6. Se a sentença julgar integralmente improcedente a pretensão autoral, apesar de afastar a prescrição alegada pelo réu, não haverá interesse recursal deste para fazer prevalecer a tese relativa à prescrição. Assim, a interposição de recurso apenas pelo autor não acarreta a preclusão consumativa da matéria naquele momento processual, porquanto contra eventual decisão de provimento, caberá recurso pelo réu, no qual será possível reiterar a tese de prescrição afastada na sentença.

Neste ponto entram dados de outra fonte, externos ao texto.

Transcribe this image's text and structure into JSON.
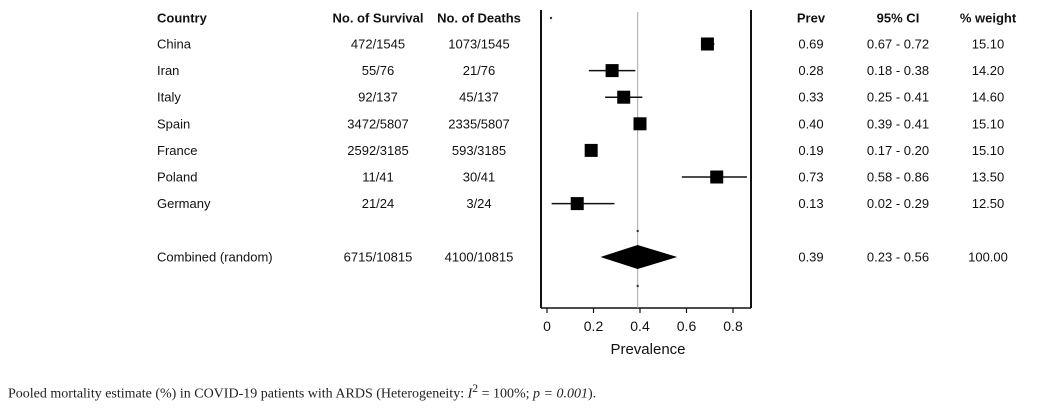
{
  "chart_data": {
    "type": "forest",
    "columns": {
      "country": "Country",
      "survival": "No. of Survival",
      "deaths": "No. of Deaths",
      "prev": "Prev",
      "ci": "95% CI",
      "weight": "% weight"
    },
    "studies": [
      {
        "country": "China",
        "survival": "472/1545",
        "deaths": "1073/1545",
        "prev": 0.69,
        "ci_low": 0.67,
        "ci_high": 0.72,
        "prev_text": "0.69",
        "ci_text": "0.67 - 0.72",
        "weight": "15.10"
      },
      {
        "country": "Iran",
        "survival": "55/76",
        "deaths": "21/76",
        "prev": 0.28,
        "ci_low": 0.18,
        "ci_high": 0.38,
        "prev_text": "0.28",
        "ci_text": "0.18 - 0.38",
        "weight": "14.20"
      },
      {
        "country": "Italy",
        "survival": "92/137",
        "deaths": "45/137",
        "prev": 0.33,
        "ci_low": 0.25,
        "ci_high": 0.41,
        "prev_text": "0.33",
        "ci_text": "0.25 - 0.41",
        "weight": "14.60"
      },
      {
        "country": "Spain",
        "survival": "3472/5807",
        "deaths": "2335/5807",
        "prev": 0.4,
        "ci_low": 0.39,
        "ci_high": 0.41,
        "prev_text": "0.40",
        "ci_text": "0.39 - 0.41",
        "weight": "15.10"
      },
      {
        "country": "France",
        "survival": "2592/3185",
        "deaths": "593/3185",
        "prev": 0.19,
        "ci_low": 0.17,
        "ci_high": 0.2,
        "prev_text": "0.19",
        "ci_text": "0.17 - 0.20",
        "weight": "15.10"
      },
      {
        "country": "Poland",
        "survival": "11/41",
        "deaths": "30/41",
        "prev": 0.73,
        "ci_low": 0.58,
        "ci_high": 0.86,
        "prev_text": "0.73",
        "ci_text": "0.58 - 0.86",
        "weight": "13.50"
      },
      {
        "country": "Germany",
        "survival": "21/24",
        "deaths": "3/24",
        "prev": 0.13,
        "ci_low": 0.02,
        "ci_high": 0.29,
        "prev_text": "0.13",
        "ci_text": "0.02 - 0.29",
        "weight": "12.50"
      }
    ],
    "combined": {
      "country": "Combined (random)",
      "survival": "6715/10815",
      "deaths": "4100/10815",
      "prev": 0.39,
      "ci_low": 0.23,
      "ci_high": 0.56,
      "prev_text": "0.39",
      "ci_text": "0.23 - 0.56",
      "weight": "100.00"
    },
    "reference_line": 0.39,
    "xlim": [
      0,
      0.9
    ],
    "xticks": [
      0,
      0.2,
      0.4,
      0.6,
      0.8
    ],
    "xtick_labels": [
      "0",
      "0.2",
      "0.4",
      "0.6",
      "0.8"
    ],
    "xlabel": "Prevalence"
  },
  "caption": {
    "lead": "Pooled mortality estimate (%) in COVID-19 patients with ARDS (Heterogeneity: ",
    "i_var": "I",
    "i_sup": "2",
    "i_val": " = 100%; ",
    "p_var": "p",
    "p_val": " = 0.001",
    "tail": ")."
  }
}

7. Em se tratando de obrigação de trato sucessivo, podem incidir, no contexto da mesma relação jurídica, dois prazos prescricionais diferentes - CC/1916 e CC/2002 - a serem contados a partir de dois marcos temporais diferentes - data da entrada em vigor do CC/2002 e data do vencimento de cada prestação -, a depender do momento em que nasce cada pretensão, isoladamente considerada.
Precedentes.
8. A pretensão de cobrança de dívidas líquidas constantes de instrumento público ou particular, prescreve em 5 anos em relação às multas vencidas a partir do dia 11/1/2003, início da vigência do CC/2002 (art. 206, § 5º, I) e em 20 anos em relação àquelas vencidas na vigência do CC/1916 (art. 177), quando transcorrido menos da metade do prazo.

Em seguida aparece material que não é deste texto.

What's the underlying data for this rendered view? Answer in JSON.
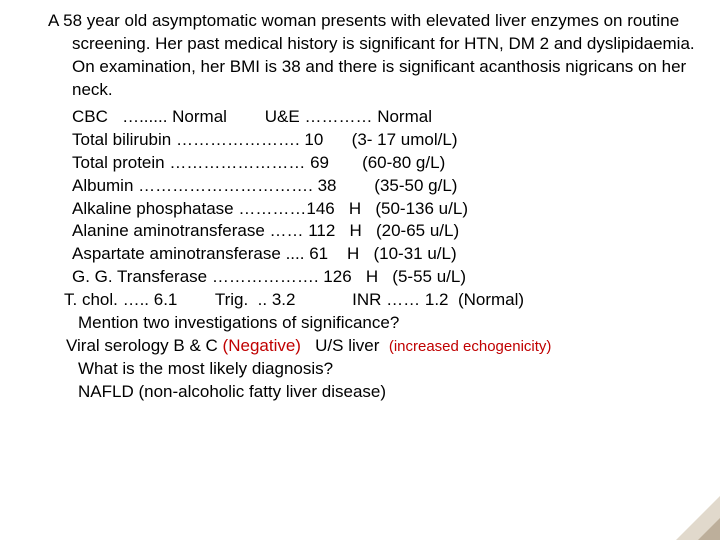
{
  "clinical_case": "A 58 year old asymptomatic woman presents with elevated liver enzymes on routine screening. Her past medical history is significant for HTN, DM 2 and dyslipidaemia. On examination, her BMI is 38 and there is significant acanthosis nigricans on her neck.",
  "screen_line": {
    "cbc_label": "CBC",
    "cbc_dots": "…......",
    "cbc_result": "Normal",
    "ue_label": "U&E",
    "ue_dots": "…………",
    "ue_result": "Normal"
  },
  "labs": [
    {
      "name": "Total bilirubin",
      "dots": " ………………….",
      "value": " 10",
      "flag": "      ",
      "ref": "(3- 17 umol/L)"
    },
    {
      "name": "Total protein",
      "dots": " ……………………",
      "value": " 69",
      "flag": "      ",
      "ref": " (60-80 g/L)"
    },
    {
      "name": "Albumin",
      "dots": " ………………………….",
      "value": " 38",
      "flag": "      ",
      "ref": "  (35-50 g/L)"
    },
    {
      "name": "Alkaline phosphatase",
      "dots": " …………",
      "value": "146",
      "flag": "   H  ",
      "ref": " (50-136 u/L)"
    },
    {
      "name": "Alanine aminotransferase",
      "dots": " ……",
      "value": " 112",
      "flag": "   H  ",
      "ref": " (20-65 u/L)"
    },
    {
      "name": "Aspartate aminotransferase",
      "dots": " ....",
      "value": " 61",
      "flag": "    H  ",
      "ref": " (10-31 u/L)"
    },
    {
      "name": "G. G. Transferase",
      "dots": " ……………….",
      "value": " 126",
      "flag": "   H  ",
      "ref": " (5-55 u/L)"
    }
  ],
  "lipids_line": "T. chol. ….. 6.1        Trig.  .. 3.2            INR …… 1.2  (Normal)",
  "q1": "Mention two investigations of significance?",
  "ans1_a": "Viral serology B & C",
  "ans1_a_res": "(Negative)",
  "ans1_b": "U/S liver",
  "ans1_b_res": "(increased echogenicity)",
  "q2": "What is the most likely diagnosis?",
  "ans2": "NAFLD (non-alcoholic fatty liver disease)",
  "style": {
    "text_color": "#000000",
    "answer_color": "#c00000",
    "answer_small_fontsize": 15,
    "body_fontsize": 17,
    "background": "#ffffff",
    "slide_w": 720,
    "slide_h": 540
  }
}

9. O art. 413 do CC/2002 não veda que o Juiz, em vez de reduzir, anule a cláusula penal, em razão de excepcional e manifesta hipótese de violação à boa-fé objetiva, a partir das circunstâncias concretas. São soluções distintas que não se confundem.

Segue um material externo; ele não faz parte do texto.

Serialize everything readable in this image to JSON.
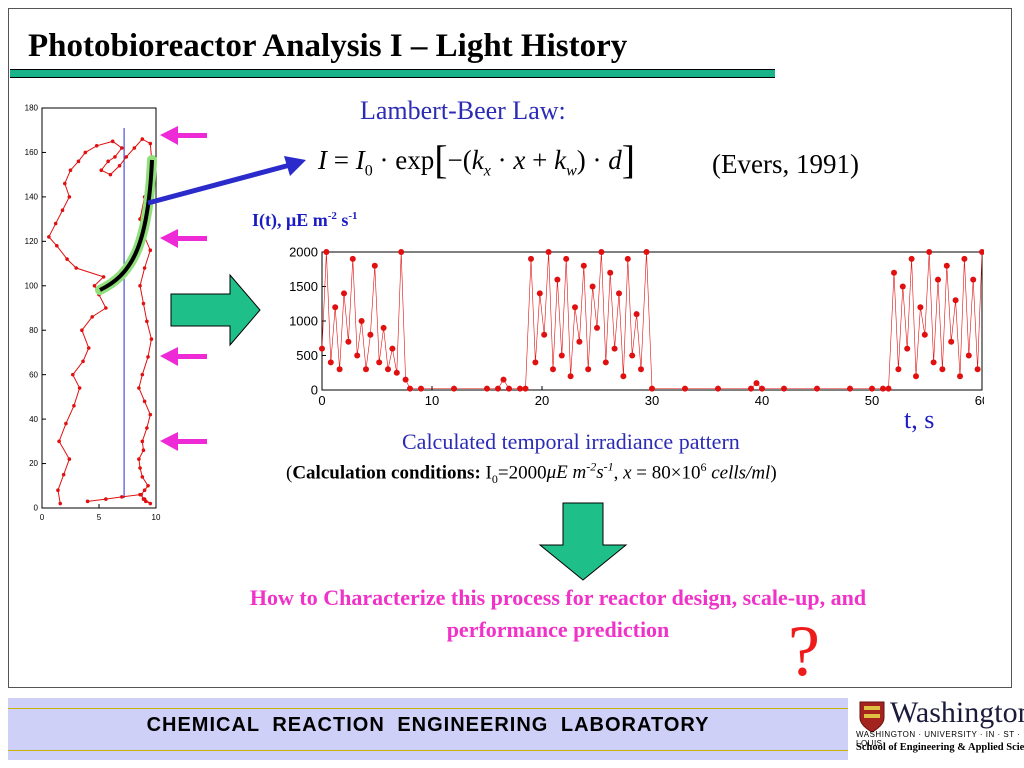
{
  "slide": {
    "title": "Photobioreactor Analysis I – Light History",
    "lambert_beer_label": "Lambert-Beer Law:",
    "citation": "(Evers, 1991)",
    "irradiance_unit_label": "I(t), μE m-2 s-1",
    "time_axis_label": "t, s",
    "caption": "Calculated temporal irradiance pattern",
    "conditions": {
      "bold_prefix": "Calculation conditions:",
      "text": "I0=2000μE m-2s-1, x = 80×106 cells/ml"
    },
    "question": "How to Characterize this process for reactor design, scale-up, and performance prediction",
    "question_mark": "?",
    "colors": {
      "title_bar": "#19b38a",
      "caption_blue": "#2b2bb5",
      "question_pink": "#f032c8",
      "qmark_red": "#ee1b1b",
      "trajectory_red": "#e01010",
      "arrow_magenta": "#ee2ad6",
      "footer_bg": "#cfd0f8"
    }
  },
  "footer": {
    "lab_name": "CHEMICAL REACTION ENGINEERING LABORATORY",
    "university": "Washington",
    "university_sub": "WASHINGTON · UNIVERSITY · IN · ST · LOUIS",
    "school": "School of Engineering & Applied Science"
  },
  "chart_data": [
    {
      "type": "line",
      "title": "",
      "xlabel": "",
      "ylabel": "",
      "xlim": [
        0,
        10
      ],
      "ylim": [
        0,
        180
      ],
      "x_ticks": [
        "0",
        "5",
        "10"
      ],
      "y_ticks": [
        "0",
        "20",
        "40",
        "60",
        "80",
        "100",
        "120",
        "140",
        "160",
        "180"
      ],
      "series": [
        {
          "x": [
            1.6,
            1.4,
            1.9,
            2.4,
            1.5,
            2.1,
            2.8,
            3.3,
            2.7,
            3.6,
            4.1,
            3.5,
            4.4,
            5.6,
            5.0,
            4.6,
            5.4,
            3.0,
            2.2,
            1.3,
            0.6,
            1.2,
            1.8,
            2.4,
            2.0,
            2.5,
            3.2,
            3.8,
            4.8,
            6.2,
            7.0,
            6.4,
            5.8,
            5.2,
            6.0,
            6.8,
            7.4,
            8.1,
            8.8,
            9.5,
            9.6,
            9.3,
            9.0,
            8.6,
            9.0,
            9.5,
            9.0,
            8.6,
            8.9,
            9.2,
            9.6,
            9.3,
            8.8,
            8.5,
            9.0,
            9.5,
            9.2,
            8.8,
            8.9,
            8.5,
            8.6,
            8.8,
            9.3,
            9.0,
            8.7,
            8.9,
            9.1,
            9.5,
            9.0,
            8.6,
            7.0,
            5.6,
            4.0
          ],
          "y": [
            2,
            8,
            15,
            22,
            30,
            38,
            46,
            54,
            60,
            66,
            72,
            80,
            86,
            90,
            96,
            100,
            104,
            108,
            112,
            118,
            122,
            128,
            134,
            140,
            146,
            152,
            156,
            160,
            163,
            165,
            162,
            158,
            156,
            152,
            150,
            154,
            158,
            162,
            166,
            164,
            158,
            150,
            140,
            130,
            122,
            116,
            108,
            100,
            92,
            84,
            76,
            68,
            60,
            54,
            48,
            42,
            36,
            30,
            26,
            22,
            18,
            14,
            10,
            8,
            6,
            4,
            3,
            2,
            4,
            6,
            5,
            4,
            3
          ]
        }
      ]
    },
    {
      "type": "line",
      "title": "",
      "xlabel": "t, s",
      "ylabel": "I(t), μE m-2 s-1",
      "xlim": [
        0,
        60
      ],
      "ylim": [
        0,
        2000
      ],
      "x_ticks": [
        "0",
        "10",
        "20",
        "30",
        "40",
        "50",
        "60"
      ],
      "y_ticks": [
        "0",
        "500",
        "1000",
        "1500",
        "2000"
      ],
      "series": [
        {
          "x": [
            0.0,
            0.4,
            0.8,
            1.2,
            1.6,
            2.0,
            2.4,
            2.8,
            3.2,
            3.6,
            4.0,
            4.4,
            4.8,
            5.2,
            5.6,
            6.0,
            6.4,
            6.8,
            7.2,
            7.6,
            8.0,
            9.0,
            12.0,
            15.0,
            16.0,
            16.5,
            17.0,
            18.0,
            18.5,
            19.0,
            19.4,
            19.8,
            20.2,
            20.6,
            21.0,
            21.4,
            21.8,
            22.2,
            22.6,
            23.0,
            23.4,
            23.8,
            24.2,
            24.6,
            25.0,
            25.4,
            25.8,
            26.2,
            26.6,
            27.0,
            27.4,
            27.8,
            28.2,
            28.6,
            29.0,
            29.5,
            30.0,
            33.0,
            36.0,
            39.0,
            39.5,
            40.0,
            42.0,
            45.0,
            48.0,
            50.0,
            51.0,
            51.5,
            52.0,
            52.4,
            52.8,
            53.2,
            53.6,
            54.0,
            54.4,
            54.8,
            55.2,
            55.6,
            56.0,
            56.4,
            56.8,
            57.2,
            57.6,
            58.0,
            58.4,
            58.8,
            59.2,
            59.6,
            60.0
          ],
          "y": [
            600,
            2000,
            400,
            1200,
            300,
            1400,
            700,
            1900,
            500,
            1000,
            300,
            800,
            1800,
            400,
            900,
            300,
            600,
            250,
            2000,
            150,
            20,
            20,
            20,
            20,
            20,
            150,
            20,
            20,
            20,
            1900,
            400,
            1400,
            800,
            2000,
            300,
            1600,
            500,
            1900,
            200,
            1200,
            700,
            1800,
            300,
            1500,
            900,
            2000,
            400,
            1700,
            600,
            1400,
            200,
            1900,
            500,
            1100,
            300,
            2000,
            20,
            20,
            20,
            20,
            100,
            20,
            20,
            20,
            20,
            20,
            20,
            20,
            1700,
            300,
            1500,
            600,
            1900,
            200,
            1200,
            800,
            2000,
            400,
            1600,
            300,
            1800,
            700,
            1300,
            200,
            1900,
            500,
            1600,
            300,
            2000
          ]
        }
      ]
    }
  ]
}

10. A despeito de ser imprescindível preservar a autonomia da vontade, em virtude da boa-fé objetiva que deve nortear as relações contratuais, não se pode admitir cláusulas decorrentes de abuso, por uma das partes, de determinada situação fática que deixa a outra em condição manifestamente desfavorável, suportando excessivo e injustificável prejuízo, notadamente quando deveria prevalecer o dever de cooperação e colaboração.
11. Hipótese em que (I) apesar da ausência de preclusão da matéria, não se operou a prescrição da pretensão da autora; e (II) a cláusula penal, no excepcional contexto em que foi inserida, violou a boa-fé objetiva, devendo ser anulada, porquanto a autora recorrida faltou com o dever de colaboração, aproveitando-se de uma situação manifestamente desfavorável aos réus recorrentes para enriquecer-se indevidamente com a multa contratual, mediante a implementação de um prazo impossível de ser cumprido por pessoas que não são do ramo da construção civil e precisavam providenciar a construção de um prédio com seus próprios recursos, sem objetivo de lucro, mas apenas de evitar prejuízo a eles e à própria recorrida, em razão da falência da construtora original.
12. Recurso especial interposto por ASSOCIACAO DOS MUTUARIOS DO EDIFICIO SAN FRANCISCO e OUTROS parcialmente conhecido e, nessa extensão, parcialmente provido, para reestabelecer a sentença.
13. Recurso especial interposto por GEN GERENCIAMENTO E ENGENHARIA LTDA prejudicado.
(STJ, REsp n. 1.989.439/MG, relatora Ministra Nancy Andrighi, Terceira Turma, julgado em 4/10/2022, DJe de 6/10/2022.)